Well, no one in his right mind is going to stand there and bad-mouth the new boss, especially one with as much, uh, personality as Burke. However, Hartley did appear legitimately pleased by the announcement.
“It’s great news because we’re adding a Stanley Cup winner,” said Hartley. “Everywhere he’s been, he’s found a way to help the people around him. He’s a positive guy. There’s no grey areas with Brian Burke. The way Jay Feaster and I work, that’s perfect for us.
“We’re bringing in not only a very good hockey man, we’re bringing in a quality man. A guy that stands up. That’s perfect. We’re adding a very solid piece to our organization. He’s a fun guy to talk to. He’s open-minded. In many ways, we see the game the same way.”
Which is helpful.
Because the way Burke sees hockey is typically non-negotiable — hard-nosed. Meaning his work with this lot is cut out for him.
Last winter, the Flames had been one of the league’s lightest outfits, averaging less than 190 pounds. Twenty teams were assessed more penalty minutes than Calgary.
The Toronto Maple Leafs paced the NHL with 44 fights. The Flames scrapped 22 times.
“Burkie is known to like disciplined but tough hockey — no team comes to your building and dictates the way that they want to play the game,” said Hartley. “Just looking at this year’s draft, we drafted some big guys. They’re not easy to find. And last year we acquired (Brian) McGrattan.”
Everyone in the hockey world is up to speed of Burke’s on-ice expectations. They don’t change.
But, according to Abbotsford Heat coach Troy Ward, the club had already been trending towards truculence.
“One of the things that we’ve identified — through our management team and our scouting and the type of players that they’ve brought in — is we feel . . . that we’re harder,” said Ward. “We have harder skill than we’ve had in the past. It’s organization-wide — from Bob on down and through me and our team — that we have to play harder. We’re probably not going to be the biggest team in this (Young Stars Classic) tournament . . . but we always say that you’ve got to have the heart of a wrestler.

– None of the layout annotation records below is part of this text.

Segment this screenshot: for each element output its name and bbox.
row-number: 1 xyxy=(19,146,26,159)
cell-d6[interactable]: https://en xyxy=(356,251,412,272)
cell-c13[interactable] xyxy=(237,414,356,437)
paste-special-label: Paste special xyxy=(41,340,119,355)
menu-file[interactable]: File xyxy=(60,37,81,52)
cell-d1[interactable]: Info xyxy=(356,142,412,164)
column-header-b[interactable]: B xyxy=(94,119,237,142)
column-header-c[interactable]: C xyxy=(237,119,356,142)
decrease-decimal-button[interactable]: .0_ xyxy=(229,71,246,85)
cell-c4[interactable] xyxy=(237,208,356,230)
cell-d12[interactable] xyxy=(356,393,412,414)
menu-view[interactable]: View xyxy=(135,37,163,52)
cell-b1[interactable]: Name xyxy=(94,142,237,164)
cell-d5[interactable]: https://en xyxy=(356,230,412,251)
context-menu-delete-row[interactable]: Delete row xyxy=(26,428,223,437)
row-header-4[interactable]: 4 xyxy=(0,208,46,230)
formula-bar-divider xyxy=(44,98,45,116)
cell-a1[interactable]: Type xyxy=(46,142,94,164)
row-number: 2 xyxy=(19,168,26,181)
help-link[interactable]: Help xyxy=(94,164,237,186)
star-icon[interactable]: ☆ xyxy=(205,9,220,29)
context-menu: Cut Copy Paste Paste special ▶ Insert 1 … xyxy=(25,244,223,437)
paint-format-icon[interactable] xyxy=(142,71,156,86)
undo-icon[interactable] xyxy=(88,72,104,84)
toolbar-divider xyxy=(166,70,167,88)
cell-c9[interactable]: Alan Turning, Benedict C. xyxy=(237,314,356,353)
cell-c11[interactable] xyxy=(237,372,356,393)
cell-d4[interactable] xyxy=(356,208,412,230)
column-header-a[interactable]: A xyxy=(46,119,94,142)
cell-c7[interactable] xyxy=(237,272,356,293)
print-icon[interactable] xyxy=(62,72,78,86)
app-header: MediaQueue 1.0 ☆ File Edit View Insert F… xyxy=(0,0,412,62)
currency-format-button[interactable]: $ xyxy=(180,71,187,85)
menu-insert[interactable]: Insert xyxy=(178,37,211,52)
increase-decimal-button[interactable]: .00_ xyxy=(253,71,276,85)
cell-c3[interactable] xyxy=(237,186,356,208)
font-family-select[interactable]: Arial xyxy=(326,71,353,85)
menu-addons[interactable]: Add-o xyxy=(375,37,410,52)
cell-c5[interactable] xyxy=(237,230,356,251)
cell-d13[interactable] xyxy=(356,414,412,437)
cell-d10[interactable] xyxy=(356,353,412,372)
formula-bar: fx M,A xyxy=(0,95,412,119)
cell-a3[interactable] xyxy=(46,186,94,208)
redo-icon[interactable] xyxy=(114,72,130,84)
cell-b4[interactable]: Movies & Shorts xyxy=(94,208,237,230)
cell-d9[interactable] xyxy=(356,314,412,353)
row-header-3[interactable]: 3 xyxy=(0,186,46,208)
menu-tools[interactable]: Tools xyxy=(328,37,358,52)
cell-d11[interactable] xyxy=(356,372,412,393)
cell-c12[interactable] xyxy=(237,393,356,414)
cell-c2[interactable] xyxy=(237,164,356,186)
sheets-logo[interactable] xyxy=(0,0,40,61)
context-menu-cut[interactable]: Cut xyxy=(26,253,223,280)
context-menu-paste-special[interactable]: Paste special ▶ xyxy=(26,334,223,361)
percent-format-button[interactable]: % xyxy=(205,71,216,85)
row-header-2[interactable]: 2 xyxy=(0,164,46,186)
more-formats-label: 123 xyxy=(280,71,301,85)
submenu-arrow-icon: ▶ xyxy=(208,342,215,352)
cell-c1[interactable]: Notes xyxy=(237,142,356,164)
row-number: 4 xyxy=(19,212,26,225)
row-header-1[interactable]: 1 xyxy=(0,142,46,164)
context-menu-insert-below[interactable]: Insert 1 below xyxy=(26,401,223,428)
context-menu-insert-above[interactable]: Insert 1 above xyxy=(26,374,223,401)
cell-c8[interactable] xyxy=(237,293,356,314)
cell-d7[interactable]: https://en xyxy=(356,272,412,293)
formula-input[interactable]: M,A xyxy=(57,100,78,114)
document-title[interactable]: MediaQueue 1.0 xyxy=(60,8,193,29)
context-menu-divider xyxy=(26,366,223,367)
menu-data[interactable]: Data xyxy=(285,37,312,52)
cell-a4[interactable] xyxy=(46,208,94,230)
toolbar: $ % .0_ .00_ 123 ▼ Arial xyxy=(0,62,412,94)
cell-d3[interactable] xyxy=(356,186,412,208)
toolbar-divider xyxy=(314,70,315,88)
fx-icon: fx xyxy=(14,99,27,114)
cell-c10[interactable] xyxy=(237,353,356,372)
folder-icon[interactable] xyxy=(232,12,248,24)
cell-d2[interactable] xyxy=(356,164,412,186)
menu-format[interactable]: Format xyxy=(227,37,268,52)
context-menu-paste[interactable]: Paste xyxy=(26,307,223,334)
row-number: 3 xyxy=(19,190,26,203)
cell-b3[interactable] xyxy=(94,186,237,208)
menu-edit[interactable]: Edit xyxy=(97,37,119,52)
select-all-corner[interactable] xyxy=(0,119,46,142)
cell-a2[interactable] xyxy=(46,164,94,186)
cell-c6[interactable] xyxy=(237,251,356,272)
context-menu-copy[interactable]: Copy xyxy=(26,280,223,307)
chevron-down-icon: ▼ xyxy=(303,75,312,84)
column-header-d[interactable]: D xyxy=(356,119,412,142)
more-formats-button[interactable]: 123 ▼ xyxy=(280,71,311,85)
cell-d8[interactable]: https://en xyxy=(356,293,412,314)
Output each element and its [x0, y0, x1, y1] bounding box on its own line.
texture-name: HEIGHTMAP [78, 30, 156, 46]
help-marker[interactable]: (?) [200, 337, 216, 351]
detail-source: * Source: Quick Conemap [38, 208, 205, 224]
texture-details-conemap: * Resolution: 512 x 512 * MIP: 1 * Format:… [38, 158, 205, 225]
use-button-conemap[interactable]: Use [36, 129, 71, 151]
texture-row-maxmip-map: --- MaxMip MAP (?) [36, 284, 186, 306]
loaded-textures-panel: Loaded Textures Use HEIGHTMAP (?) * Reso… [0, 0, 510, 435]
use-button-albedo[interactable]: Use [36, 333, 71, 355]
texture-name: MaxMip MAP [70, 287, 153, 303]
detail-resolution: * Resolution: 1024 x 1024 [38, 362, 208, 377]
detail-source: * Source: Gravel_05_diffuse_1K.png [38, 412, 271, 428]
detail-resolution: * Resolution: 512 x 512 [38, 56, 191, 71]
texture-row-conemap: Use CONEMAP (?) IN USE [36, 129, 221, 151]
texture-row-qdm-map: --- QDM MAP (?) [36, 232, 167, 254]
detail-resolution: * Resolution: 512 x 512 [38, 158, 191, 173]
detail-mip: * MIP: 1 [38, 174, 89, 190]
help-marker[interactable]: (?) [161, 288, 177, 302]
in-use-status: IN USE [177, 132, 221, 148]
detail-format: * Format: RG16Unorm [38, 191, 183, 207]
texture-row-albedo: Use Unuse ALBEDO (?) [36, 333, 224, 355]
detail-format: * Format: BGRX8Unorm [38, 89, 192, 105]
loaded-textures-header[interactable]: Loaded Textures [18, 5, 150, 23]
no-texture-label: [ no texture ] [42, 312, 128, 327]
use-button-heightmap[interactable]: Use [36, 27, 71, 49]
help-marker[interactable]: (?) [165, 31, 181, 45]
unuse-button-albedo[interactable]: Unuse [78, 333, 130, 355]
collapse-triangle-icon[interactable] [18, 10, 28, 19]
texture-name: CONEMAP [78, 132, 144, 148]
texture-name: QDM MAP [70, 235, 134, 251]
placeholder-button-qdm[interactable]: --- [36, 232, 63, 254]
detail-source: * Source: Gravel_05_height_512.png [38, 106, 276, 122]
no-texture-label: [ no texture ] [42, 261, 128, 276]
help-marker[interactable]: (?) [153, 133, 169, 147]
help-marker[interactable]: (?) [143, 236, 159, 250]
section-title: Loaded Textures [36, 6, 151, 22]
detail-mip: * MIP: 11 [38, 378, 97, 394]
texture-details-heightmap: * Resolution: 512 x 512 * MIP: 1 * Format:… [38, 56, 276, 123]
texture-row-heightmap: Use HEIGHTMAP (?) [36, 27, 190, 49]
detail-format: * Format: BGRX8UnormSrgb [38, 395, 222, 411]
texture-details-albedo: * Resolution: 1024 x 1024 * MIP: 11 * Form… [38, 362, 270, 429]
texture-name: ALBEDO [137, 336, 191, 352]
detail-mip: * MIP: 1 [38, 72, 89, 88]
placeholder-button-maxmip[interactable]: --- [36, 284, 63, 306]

“Hopefully, we’ve got that mentality.”
Ward expects that, at the American Hockey League level, the Heat may be a bit beyond Burke’s reach. At least for this week.
“As it relates to us here? It doesn’t, I guess,” said Ward. “Really, our focus as we move forward as an organization and become a little bit younger than we’ve been in the past, it’s important that we really focus on these kids while we’re here right now.”
One of these kids happened to grow up near Toronto.
So he’s aware of Brian Burke and was tickled to hear the news.
“Yeah, it’s pretty awesome,” said Sean Monahan, a Brampton, Ont., native. “I mean, he’s done a lot in the hockey world. Obviously, I just found out a couple of seconds ago. I think it’s pretty cool to have him as part of the Calgary Flames.”